En matière de droits de l'homme et de droit humanitaire, des démarches bilatérales en vue de promouvoir le respect des standards fondamentaux d'humanité sont entreprises, à l'occasion notamment des visites que le chef du DFAE a faites en Algérie, en Tunisie, en Égypte, en Syrie, au Liban, en Israël, dans les Territoires palestiniens et en Turquie, ainsi que de de celles du secrétaire d'État du DFAE au Maroc et en Libye. Quant à la coopération au développement, elle se manifeste sous la forme de projets divers tels que celui de la formation professionnelle des femmes, du soutien à la paysannerie, de l'appui aux activités des ONG, ou encore de programmes de contrôle, de gestion et de recyclage des déchets. La Suisse entend poursuivre encore, en les intensifiant, ce genre d'activités, avec le souci majeur de privilégier celles qui sont susceptibles d'établir des passerelles entre les cultures et les civilisations.

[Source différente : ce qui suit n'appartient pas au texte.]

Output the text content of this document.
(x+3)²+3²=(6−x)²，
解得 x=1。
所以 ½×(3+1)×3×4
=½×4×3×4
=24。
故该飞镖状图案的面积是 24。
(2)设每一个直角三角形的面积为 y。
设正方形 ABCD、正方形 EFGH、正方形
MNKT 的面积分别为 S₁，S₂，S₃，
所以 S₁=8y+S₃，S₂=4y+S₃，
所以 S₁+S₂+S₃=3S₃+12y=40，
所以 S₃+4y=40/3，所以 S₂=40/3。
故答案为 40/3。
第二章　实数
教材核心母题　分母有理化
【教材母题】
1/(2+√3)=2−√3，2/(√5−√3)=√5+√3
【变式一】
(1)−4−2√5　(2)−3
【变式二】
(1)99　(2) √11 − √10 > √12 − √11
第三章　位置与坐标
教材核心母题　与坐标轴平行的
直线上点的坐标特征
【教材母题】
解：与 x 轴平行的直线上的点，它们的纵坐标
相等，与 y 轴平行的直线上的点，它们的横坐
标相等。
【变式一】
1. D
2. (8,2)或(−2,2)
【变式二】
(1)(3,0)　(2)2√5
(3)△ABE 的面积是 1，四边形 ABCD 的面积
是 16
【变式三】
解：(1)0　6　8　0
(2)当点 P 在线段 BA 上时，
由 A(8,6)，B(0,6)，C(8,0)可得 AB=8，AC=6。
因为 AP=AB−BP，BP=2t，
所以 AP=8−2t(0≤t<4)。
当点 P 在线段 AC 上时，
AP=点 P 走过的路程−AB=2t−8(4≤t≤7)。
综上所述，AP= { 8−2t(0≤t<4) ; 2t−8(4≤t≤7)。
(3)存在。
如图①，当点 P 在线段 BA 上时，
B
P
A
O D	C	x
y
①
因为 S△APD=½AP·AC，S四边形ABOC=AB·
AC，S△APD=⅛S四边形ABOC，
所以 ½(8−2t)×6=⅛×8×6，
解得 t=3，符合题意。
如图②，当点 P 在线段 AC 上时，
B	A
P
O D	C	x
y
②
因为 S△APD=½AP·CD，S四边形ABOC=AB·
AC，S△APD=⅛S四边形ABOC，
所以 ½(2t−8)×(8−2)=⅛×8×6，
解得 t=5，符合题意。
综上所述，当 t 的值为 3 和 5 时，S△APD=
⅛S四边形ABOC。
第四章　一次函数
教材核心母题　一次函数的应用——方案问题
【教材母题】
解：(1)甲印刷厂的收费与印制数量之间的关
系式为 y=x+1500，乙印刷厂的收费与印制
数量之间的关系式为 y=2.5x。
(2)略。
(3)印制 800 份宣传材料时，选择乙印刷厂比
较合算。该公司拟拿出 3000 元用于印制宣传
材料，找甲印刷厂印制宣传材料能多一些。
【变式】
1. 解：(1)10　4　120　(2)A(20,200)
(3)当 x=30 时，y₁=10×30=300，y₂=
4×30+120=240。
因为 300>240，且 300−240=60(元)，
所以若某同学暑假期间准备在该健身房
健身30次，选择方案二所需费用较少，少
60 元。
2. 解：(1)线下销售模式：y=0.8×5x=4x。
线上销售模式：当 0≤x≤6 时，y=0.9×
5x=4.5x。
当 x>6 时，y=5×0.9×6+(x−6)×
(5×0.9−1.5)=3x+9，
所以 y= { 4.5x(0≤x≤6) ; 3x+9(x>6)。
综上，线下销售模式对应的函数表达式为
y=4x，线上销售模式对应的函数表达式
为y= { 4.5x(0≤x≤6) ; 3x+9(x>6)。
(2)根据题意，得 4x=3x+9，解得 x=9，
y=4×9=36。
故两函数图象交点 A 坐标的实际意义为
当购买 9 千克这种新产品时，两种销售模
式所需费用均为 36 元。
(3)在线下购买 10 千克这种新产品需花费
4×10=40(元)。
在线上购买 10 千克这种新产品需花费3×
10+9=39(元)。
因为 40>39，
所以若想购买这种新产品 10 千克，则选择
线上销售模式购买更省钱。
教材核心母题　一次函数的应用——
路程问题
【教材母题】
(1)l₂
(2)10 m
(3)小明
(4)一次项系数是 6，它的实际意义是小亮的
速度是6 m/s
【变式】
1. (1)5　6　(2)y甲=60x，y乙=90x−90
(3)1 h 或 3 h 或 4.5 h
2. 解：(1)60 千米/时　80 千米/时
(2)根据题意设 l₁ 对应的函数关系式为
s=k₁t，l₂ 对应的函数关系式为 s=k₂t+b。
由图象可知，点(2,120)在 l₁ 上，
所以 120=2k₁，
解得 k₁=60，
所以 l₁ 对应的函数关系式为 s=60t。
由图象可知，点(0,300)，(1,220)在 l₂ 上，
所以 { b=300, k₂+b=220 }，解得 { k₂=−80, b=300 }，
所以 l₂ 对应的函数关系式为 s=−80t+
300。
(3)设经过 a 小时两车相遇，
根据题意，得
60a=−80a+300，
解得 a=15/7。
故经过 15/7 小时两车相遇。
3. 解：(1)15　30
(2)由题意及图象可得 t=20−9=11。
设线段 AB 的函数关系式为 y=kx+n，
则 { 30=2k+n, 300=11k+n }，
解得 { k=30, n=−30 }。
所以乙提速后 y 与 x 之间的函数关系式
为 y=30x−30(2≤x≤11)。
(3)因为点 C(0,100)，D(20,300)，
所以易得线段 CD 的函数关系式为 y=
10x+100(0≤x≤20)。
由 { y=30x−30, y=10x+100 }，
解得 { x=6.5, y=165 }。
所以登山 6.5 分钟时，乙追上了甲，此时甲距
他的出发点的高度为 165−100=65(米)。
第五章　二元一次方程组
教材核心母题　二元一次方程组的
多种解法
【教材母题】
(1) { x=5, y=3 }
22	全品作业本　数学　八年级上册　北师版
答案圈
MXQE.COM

Par ailleurs, au sein de l'Organisation internationale de la Francophonie, avec non seulement la France, Monaco, le Maroc, la Tunisie, l'Égypte et le Liban, mais aussi l'Albanie et la Macédoine, la Suisse participe à une coopération, certes non limitée au bassin méditerranéen, où le français est le vecteur de valeurs communes, notamment dans le domaine culturel. Le prochain sommet de l'Organisation aura lieu à Beyrouth en octobre 2001 sur le thème du dialogue des cultures. Dans le cadre de l'Unesco, enfin, les programmes interculturels concernent aussi cette région : par exemple, le Comité exécutif de la campagne internationale pour la création du Musée de la Nubie à Assouan et du Musée national de la civilisation égyptienne au Caire est présidé par un représentant suisse, le professeur Michel Valloggia de l'Université de Genève.

Les demandes de l'auteur de la motion sont ainsi satisfaites.

Le Conseil fédéral propose de classer la motion.